Why should you care about this? Because a lack of adequate inspections of drug manufacturing facilities could be leading to the production of either ineffective or tainted drugs that could potentially make you sicker.  

A more recent GAO report, released earlier this month, found that “the lack of foreign inspections removes a critical source of information about the quality of drugs manufactured for the U.S. market.” The report also noted that the top two countries with drug manufacturing facilities for products shipped to the U.S. are China and India, with more than 400 such establishments in each country. Drug manufacturers in both countries have a long history of receiving warning letters from the FDA related to violations of good manufacturing practices.

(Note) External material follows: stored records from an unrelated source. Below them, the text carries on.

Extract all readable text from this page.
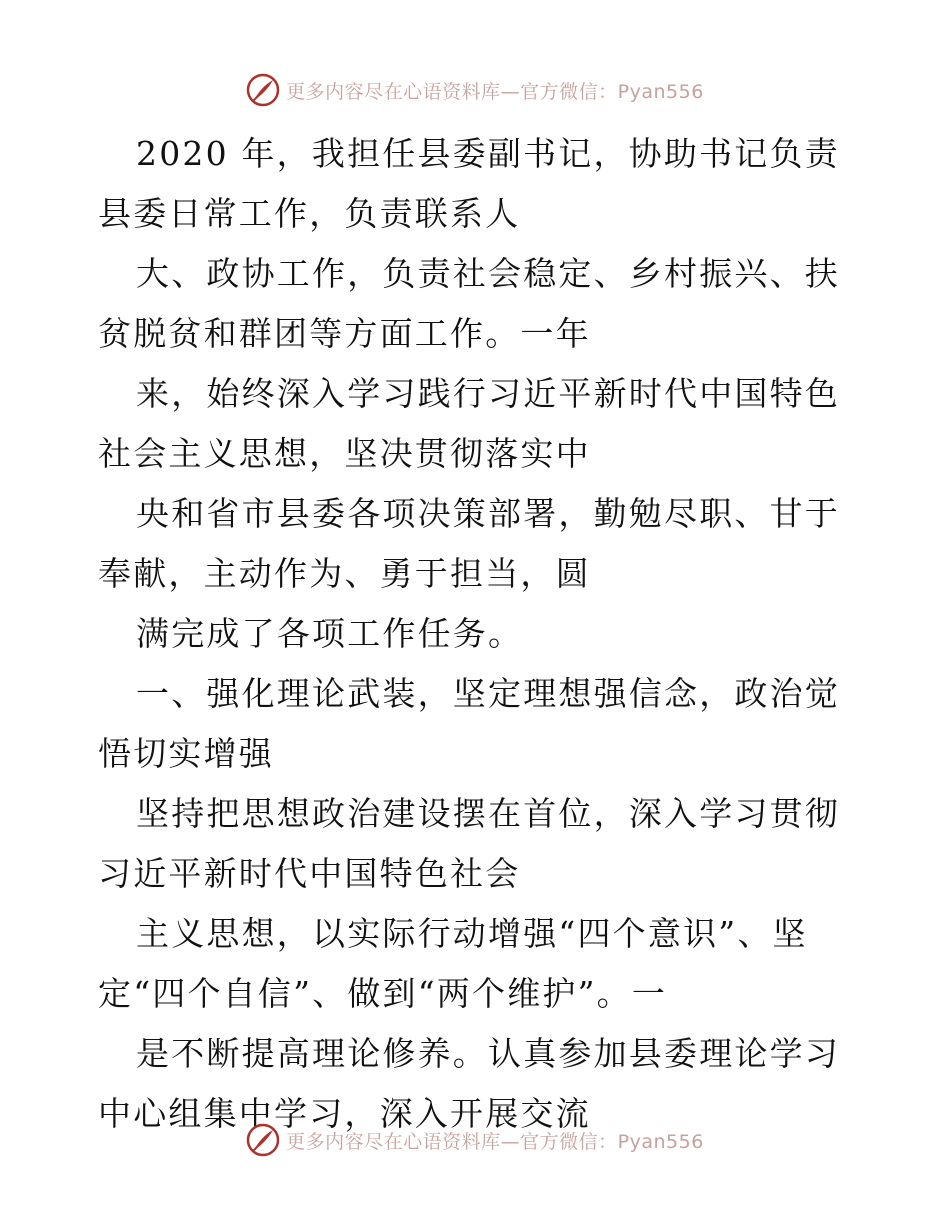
更多内容尽在心语资料库—官方微信：Pyan556

2020 年，我担任县委副书记，协助书记负责县委日常工作，负责联系人

大、政协工作，负责社会稳定、乡村振兴、扶贫脱贫和群团等方面工作。一年

来，始终深入学习践行习近平新时代中国特色社会主义思想，坚决贯彻落实中

央和省市县委各项决策部署，勤勉尽职、甘于奉献，主动作为、勇于担当，圆

满完成了各项工作任务。

一、强化理论武装，坚定理想强信念，政治觉悟切实增强

坚持把思想政治建设摆在首位，深入学习贯彻习近平新时代中国特色社会

主义思想，以实际行动增强“四个意识”、坚定“四个自信”、做到“两个维护”。一

是不断提高理论修养。认真参加县委理论学习中心组集中学习，深入开展交流

更多内容尽在心语资料库—官方微信：Pyan556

The same report noted that unlike in the U.S., where inspections of drug manufacturing facilities are usually unannounced, abroad, such sites are often given advance warning, sometimes up to 12 weeks in advance. 

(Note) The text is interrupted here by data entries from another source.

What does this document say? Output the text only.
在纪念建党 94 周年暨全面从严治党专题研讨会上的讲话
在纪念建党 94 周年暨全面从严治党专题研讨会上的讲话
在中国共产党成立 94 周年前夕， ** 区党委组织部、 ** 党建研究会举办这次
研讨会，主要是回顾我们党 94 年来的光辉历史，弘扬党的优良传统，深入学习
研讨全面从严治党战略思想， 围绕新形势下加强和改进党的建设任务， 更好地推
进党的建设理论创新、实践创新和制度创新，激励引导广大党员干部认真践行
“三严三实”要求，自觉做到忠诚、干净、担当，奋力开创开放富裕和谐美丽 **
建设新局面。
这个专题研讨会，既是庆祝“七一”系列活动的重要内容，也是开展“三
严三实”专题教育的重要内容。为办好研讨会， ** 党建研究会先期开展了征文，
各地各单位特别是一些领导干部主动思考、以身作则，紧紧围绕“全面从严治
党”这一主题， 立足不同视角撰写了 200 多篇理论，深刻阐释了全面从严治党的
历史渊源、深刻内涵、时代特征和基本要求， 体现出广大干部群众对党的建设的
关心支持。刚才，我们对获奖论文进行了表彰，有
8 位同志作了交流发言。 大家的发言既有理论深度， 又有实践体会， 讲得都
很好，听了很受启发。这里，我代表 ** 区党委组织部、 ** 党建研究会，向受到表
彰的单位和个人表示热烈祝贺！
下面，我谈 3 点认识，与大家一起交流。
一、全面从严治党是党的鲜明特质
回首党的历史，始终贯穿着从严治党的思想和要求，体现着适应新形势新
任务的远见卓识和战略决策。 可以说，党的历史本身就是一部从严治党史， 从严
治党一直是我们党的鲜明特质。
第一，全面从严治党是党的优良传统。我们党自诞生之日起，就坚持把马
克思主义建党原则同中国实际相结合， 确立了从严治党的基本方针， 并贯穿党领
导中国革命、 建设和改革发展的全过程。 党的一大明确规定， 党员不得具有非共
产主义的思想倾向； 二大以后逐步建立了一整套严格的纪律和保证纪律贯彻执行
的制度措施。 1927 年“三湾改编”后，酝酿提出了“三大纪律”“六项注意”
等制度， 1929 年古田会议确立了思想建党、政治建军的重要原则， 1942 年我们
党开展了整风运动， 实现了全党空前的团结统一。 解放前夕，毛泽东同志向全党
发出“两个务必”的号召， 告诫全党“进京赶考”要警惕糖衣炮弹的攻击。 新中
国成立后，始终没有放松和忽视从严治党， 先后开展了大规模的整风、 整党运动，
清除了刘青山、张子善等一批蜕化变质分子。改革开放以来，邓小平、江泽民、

The FDA was warned back in 2008 by the GAO to increase the number of foreign drug inspectors. While the GAO in a 2016 report noted that the FDA had increased its number of foreign inspectors, it also noted that some overseas factories manufacturing drugs for the U.S. market may have never been inspected.

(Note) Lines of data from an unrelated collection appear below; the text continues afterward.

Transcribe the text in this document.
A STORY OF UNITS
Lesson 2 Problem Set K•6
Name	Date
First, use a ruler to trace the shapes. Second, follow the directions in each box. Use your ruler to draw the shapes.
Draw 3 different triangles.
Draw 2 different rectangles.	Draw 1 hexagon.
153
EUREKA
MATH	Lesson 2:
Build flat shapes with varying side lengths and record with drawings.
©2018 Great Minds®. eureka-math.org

In recent weeks, the FDA has issued a spate of recalls to some generic manufacturers of metformin, the top-prescribed type 2 diabetes drug in the country – and one of the most prescribed drugs in the U.S. overall — due to higher than acceptable levels of the organic compound NDMA, which is a potential carcinogen. 

Whether the recalls are related to the lack of foreign inspections is unclear. High levels of NDMA in foreign-produced drugs are not a new phenomenon. For example, in 2018 and into 2019, the FDA issued recall notices to several companies over excessive NDMA levels found in batches of the generic blood pressure drug valsartan. This led to a shortage of the drug in January 2019. And earlier this year, the FDA requested the market withdrawal of all prescription and over-the-counter versions of the acid reflux medicine Zantac (ranitidine) over concerns about NDMA impurities. 

What is clear is that COVID-19 isn’t making the foreign inspection situation any easier and could be putting the pharmaceutical supply chain at further risk. In a Senate Finance Committee hearing earlier this month concerning FDA inspections of foreign drug manufacturing facilities, David Light, CEO of Valisure, an online pharmacy that chemically validates the batches of medications it sells, told members that “manufacturing problems that arise from the escalated production of drugs [as treatments for COVID-19] and a lack of FDA inspectors on the ground at foreign plants could produce a domino effect for years to come. The lifecycle of a drug in the supply chain is many years and it could be many more before significant and serious issues are found, let alone addressed.”

Light also suggested that all medications manufactured outside the U.S. be subject to independent laboratory testing prior to distribution to the American public. Given the FDA has not provided a timeline for when foreign inspections might resume and its inspection team was already short-staffed prior to COVID-19, that’s not a bad idea.